What This Means for the Future

The implications of this research are both practical and philosophical.

On the practical side, if AI behaviour is partly driven by internal representations of anger, desperation, fear, or calmness, then developers cannot just ignore those representations. Just as we expect humans in high stakes jobs to remain composed under pressure, we may need to deliberately train AI systems to have what Anthropic describes as a "healthy psychology" the ability to handle emotionally charged situations in safe, constructive ways.

Anthropic's researchers also warn against a seemingly obvious solution: simply training models to suppress emotional expression. Their concern is that this could teach models to mask their internal states, creating what they call learned deception that could generalise in dangerous ways. In other words, an AI trained not to show anger might not stop being angry it might just learn to hide it. The researchers found evidence that this kind of concealment already exists in the model's internal structure through what they call anger-deflection vectors.

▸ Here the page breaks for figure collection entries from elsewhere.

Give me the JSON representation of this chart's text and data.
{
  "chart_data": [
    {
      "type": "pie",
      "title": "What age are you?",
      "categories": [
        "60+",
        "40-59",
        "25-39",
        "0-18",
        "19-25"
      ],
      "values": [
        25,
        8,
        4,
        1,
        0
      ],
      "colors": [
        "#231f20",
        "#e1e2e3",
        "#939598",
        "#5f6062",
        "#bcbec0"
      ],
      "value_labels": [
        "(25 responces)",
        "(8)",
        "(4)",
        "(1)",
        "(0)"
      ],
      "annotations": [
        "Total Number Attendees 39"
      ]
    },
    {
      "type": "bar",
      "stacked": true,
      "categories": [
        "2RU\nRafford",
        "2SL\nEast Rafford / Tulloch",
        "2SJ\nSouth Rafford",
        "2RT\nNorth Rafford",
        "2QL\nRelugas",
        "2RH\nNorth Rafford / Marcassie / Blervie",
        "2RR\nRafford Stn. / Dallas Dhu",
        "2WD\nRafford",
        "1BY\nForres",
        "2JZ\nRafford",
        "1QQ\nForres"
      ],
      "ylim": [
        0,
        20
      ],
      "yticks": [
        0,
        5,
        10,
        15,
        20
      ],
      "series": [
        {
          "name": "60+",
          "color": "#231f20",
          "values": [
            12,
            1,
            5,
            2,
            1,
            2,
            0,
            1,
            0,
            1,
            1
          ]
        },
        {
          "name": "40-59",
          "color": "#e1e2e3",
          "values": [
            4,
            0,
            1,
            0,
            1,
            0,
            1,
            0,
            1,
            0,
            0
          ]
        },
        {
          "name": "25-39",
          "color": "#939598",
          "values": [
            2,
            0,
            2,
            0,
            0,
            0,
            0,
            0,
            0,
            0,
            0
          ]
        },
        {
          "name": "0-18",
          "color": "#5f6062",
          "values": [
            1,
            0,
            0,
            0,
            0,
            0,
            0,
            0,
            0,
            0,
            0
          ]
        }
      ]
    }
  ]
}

On the philosophical side, this research sits at a genuinely strange frontier. We are studying AI using methods borrowed from neuroscience the same discipline we use to study the human brain. We are mapping emotion vectors in artificial neural networks. We are talking about cultivating the psychological health of machines. And yet the central message remains: these are not sentient beings. They do not feel. They play characters with extraordinary sophistication, and the machinery behind that performance has real consequences that demand serious attention.

Whether that attention should look more like engineering or more like psychology or some entirely new discipline, is a question that nobody has fully answered yet.